Były gracz Realu od czasu transferu do City jest jednym (jak nie stoi na czele listy) z najlepiej opłacanych piłkarzy Premier League. Dlatego nic zatem dziwnego, że postanowił trochę zaszaleć i wydać nieco więcej kasy niż to robił w Madrycie. Pewnie na jego miejscu zrobiłybyśmy to samo. Bo nikt o zdrowych zmysłach nie pogardziłaby takim samochodem w swoim garażu: Lamborghini Gallardo LP560-4. Marzenie... Takie cacko mogłybyśmy myć osobiście. Mogłybyśmy w nim nawet spać i jeść.
. .
Dlatego trochę się dziwimy ostatnim wybrykom Robinho. samowolnie opuścił trening, pojechał do Brazylii bez czyjejkolwiek zgody... Rozumiemy, że w Manchetserze City Brazylijczyk jest prawdziwym gwiazdorem, ale nie wiemy na jak długo szejkom z Arabii Saudyjskiej starczy cierpliwości. Na miejscu Robinho uważałybyśmy. Szkoda byłoby przecież rozstawać się z czymś takim.
. .
Poniżej najdroższe zabawki, jakimi jeżdżą po angielskich ulicach piłkarze na Wyspach.
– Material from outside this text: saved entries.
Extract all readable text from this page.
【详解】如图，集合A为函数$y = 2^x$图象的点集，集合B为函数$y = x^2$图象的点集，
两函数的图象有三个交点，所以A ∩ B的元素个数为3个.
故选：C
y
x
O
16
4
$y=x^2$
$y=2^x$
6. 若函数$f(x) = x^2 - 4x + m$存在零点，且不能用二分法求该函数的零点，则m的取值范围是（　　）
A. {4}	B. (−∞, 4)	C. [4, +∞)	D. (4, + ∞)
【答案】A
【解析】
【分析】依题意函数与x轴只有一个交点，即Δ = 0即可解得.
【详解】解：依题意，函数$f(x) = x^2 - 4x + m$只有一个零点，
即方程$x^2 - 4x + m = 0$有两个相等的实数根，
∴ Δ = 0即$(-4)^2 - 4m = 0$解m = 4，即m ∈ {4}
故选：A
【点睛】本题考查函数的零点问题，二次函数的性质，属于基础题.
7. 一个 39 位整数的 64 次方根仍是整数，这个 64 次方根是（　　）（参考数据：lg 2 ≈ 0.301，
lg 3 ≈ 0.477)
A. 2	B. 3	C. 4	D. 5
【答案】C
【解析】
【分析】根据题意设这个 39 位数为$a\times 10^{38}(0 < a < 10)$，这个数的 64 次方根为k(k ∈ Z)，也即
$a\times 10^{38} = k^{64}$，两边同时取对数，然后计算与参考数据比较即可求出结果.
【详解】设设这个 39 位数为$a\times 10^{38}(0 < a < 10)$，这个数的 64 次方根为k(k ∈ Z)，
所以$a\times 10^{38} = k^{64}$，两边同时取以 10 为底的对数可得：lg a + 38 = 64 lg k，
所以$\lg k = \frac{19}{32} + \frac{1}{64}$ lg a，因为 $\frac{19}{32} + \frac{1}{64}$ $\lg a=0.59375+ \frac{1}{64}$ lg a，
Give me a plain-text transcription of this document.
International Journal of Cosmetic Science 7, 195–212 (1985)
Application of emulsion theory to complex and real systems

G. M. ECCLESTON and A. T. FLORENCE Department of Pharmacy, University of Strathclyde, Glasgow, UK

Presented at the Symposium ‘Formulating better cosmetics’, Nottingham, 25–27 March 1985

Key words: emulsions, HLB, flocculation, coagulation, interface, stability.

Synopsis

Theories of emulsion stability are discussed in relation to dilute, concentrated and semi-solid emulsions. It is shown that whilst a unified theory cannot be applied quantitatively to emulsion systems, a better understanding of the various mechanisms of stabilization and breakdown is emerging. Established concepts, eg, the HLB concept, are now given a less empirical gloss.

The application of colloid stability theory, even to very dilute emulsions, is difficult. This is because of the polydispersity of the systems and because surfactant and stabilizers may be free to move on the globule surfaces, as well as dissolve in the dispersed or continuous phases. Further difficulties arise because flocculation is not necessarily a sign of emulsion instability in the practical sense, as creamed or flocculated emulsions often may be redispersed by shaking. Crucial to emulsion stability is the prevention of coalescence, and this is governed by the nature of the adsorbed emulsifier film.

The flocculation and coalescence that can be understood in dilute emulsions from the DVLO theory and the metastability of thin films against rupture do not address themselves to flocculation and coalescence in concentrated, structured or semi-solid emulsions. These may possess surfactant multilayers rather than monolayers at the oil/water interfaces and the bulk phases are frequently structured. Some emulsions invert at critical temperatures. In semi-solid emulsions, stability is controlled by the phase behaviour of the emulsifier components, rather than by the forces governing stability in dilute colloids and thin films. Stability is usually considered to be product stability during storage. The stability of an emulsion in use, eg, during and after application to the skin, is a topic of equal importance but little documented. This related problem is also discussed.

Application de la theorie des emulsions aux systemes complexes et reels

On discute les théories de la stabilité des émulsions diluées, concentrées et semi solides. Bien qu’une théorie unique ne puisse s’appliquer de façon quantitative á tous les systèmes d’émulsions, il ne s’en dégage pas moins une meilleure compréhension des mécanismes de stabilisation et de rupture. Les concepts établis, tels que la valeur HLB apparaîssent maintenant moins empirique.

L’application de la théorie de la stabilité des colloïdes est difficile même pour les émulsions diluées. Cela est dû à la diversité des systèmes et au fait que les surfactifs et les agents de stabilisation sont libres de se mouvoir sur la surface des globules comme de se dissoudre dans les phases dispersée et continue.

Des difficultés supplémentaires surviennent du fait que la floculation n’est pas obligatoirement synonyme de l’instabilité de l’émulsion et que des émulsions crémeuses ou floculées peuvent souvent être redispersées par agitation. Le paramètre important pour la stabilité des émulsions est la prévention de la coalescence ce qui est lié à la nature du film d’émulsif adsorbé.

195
1 Range Rover Sport (63,895 funtów)
2. BMW X5 (53,465 funtów)
3 Porsche Cayenne (76,760 funtów)
4 Aston Martin DB9 (111,526 funtów)
5 Bentley Continental GT (137,500 funtów)
6 Audi Q7 (51,095 funtów)
7 Ferrari F430 (135,685 funtów)
8 Mercedes SL65 AMG (151,101 funtów)
9 Lamborghini Murciélago LP640 (151,101 funtów)
10 Cadillac Escalade (50,100 funtów)
Lamborghini Robinho kosztowała 170 tysięcy funtów. Robi wrażenie, prawda?